The United Kingdom may properly make the recognition of gender change dependent on a process of registration or certification, as the Gender Reassignment Act does. Under the Act, a person born a man is not a woman merely by virtue of establishing that she has the qualifying social, physical and psychological characteristics. A full certificate must have been issued.
There is no reason why the conditions for the issue of that certificate should be limited to satisfaction of the social, physical and psychological criteria of gender. Gender reassignment has significant social implications which the law may also regulate. The conditions may therefore properly reflect criteria such as the status of marriage, which are legitimate social considerations not regulated by EU law. In acknowledging, as para 103 of Goodwin does, that it was for national law to determine the conditions for recognising gender reassignment, the European Court of Human Rights acknowledged that they may include conditions “under which past marriages cease to be valid”. This was implicitly accepted by the Court of Justice in Richards, when it adopted the principle thus stated at para 21.
Since the decision in Goodwin, the European Court of Human Rights has upheld the marriage condition as being in itself compatible with the Human Rights Convention (Parry v United Kingdom (Application No 42971/05)) as well as a similar condition in corresponding legislation in Finland (Hamalainen v Finland (2014) 37 BHRC 55). The reason was that, although the Convention requires states to recognise the acquired gender of transsexual persons, it does not require them to allow marriages between same sex couples. In the absence of such a requirement, a state which does not recognise same-sex marriages has a legitimate interest in maintaining the traditional concept of marriage between a man and a woman.

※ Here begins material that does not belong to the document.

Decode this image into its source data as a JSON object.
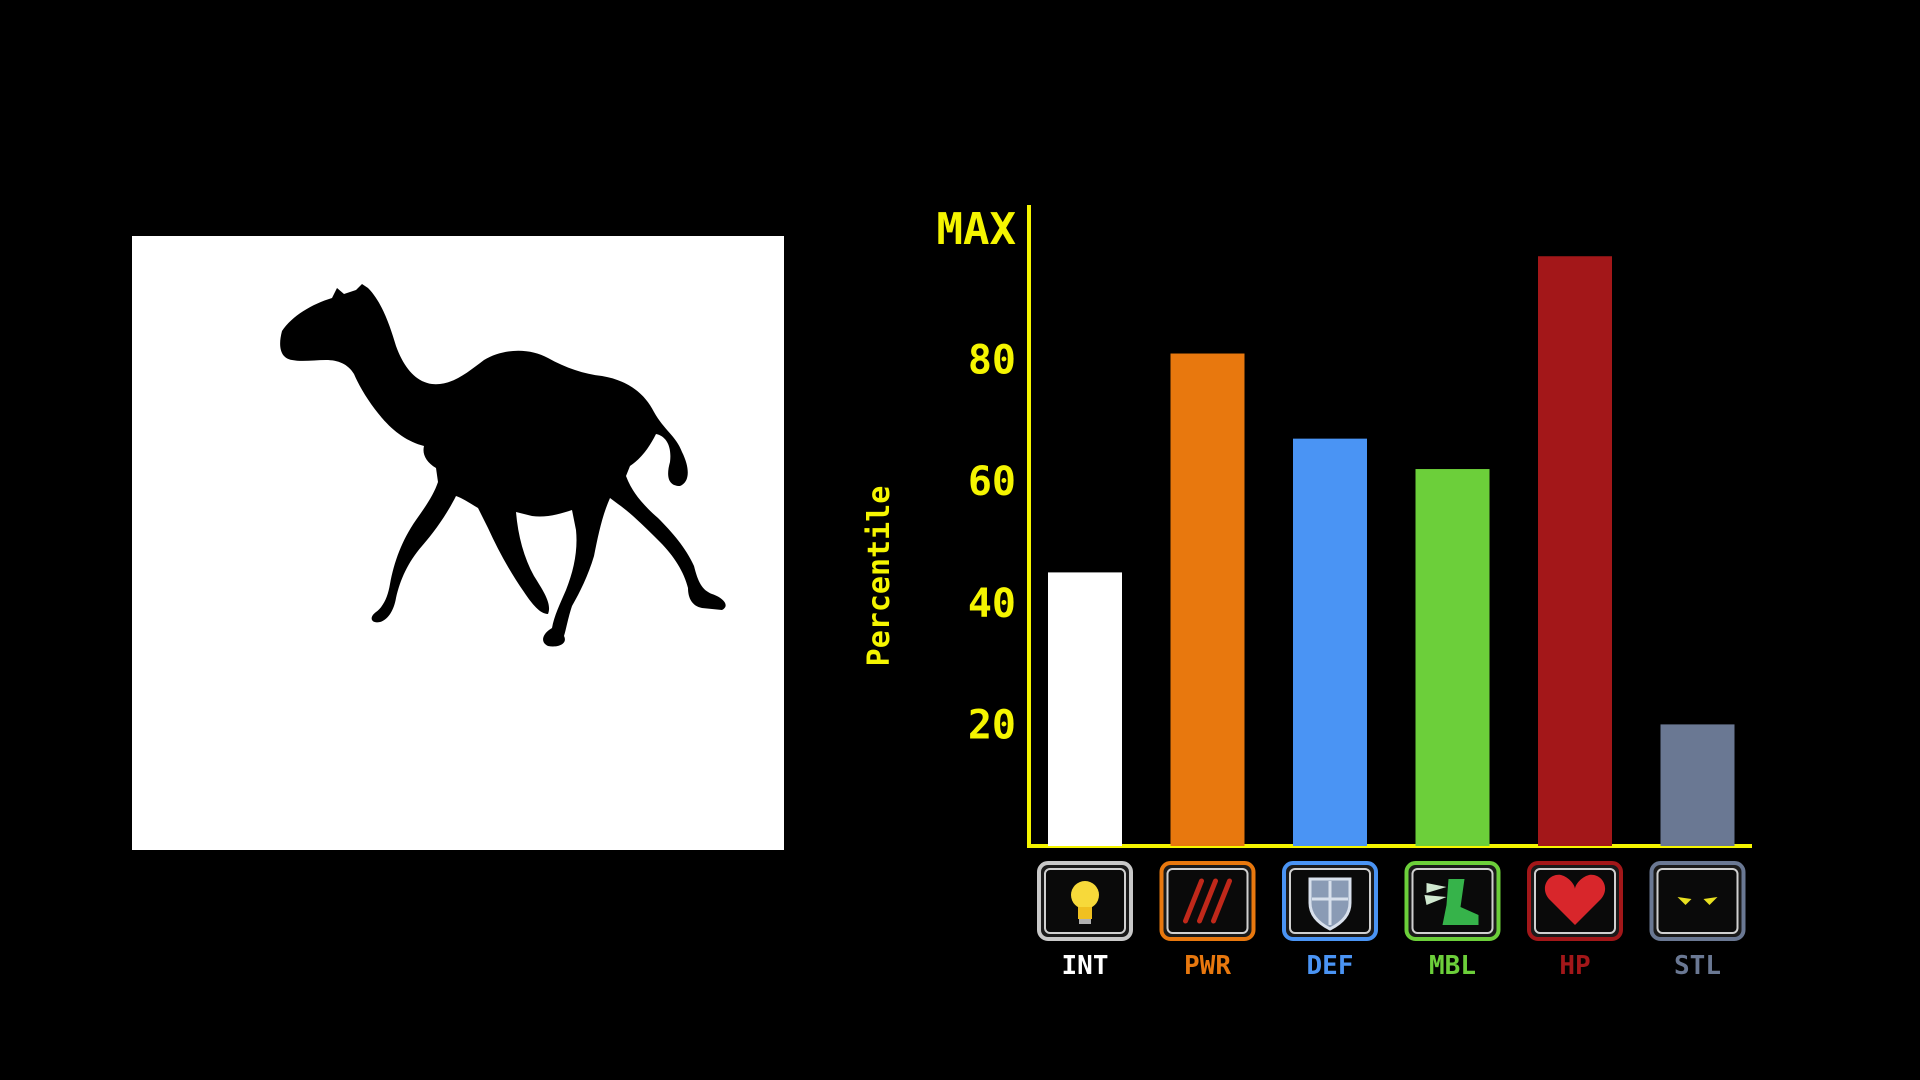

That interest justified the imposition of the marriage condition in the Finnish legislation. The proviso could not be regarded as disproportionate given that a civil partnership was available to same sex couples as an alternative to marriage.
No question of indirect discrimination arises. Even on the footing that most gender reassignments are male to female, there is no reason to regard it as any more difficult for a male to female transsexual to qualify for a full gender recognition certificate than it is for a female to male transsexual.
The Supreme Court’s conclusion
The Supreme Court is divided on the question, and in the absence of Court of Justice authority directly in point considers that it cannot finally resolve the appeal without a reference to the Court of Justice.
The question
The question referred is whether Council Directive 79/7 EEC precludes the imposition in national law of a requirement that, in addition to satisfying the physical, social and psychological criteria for recognising a change of gender, a person who has changed gender must also be unmarried in order to qualify for a state retirement pension.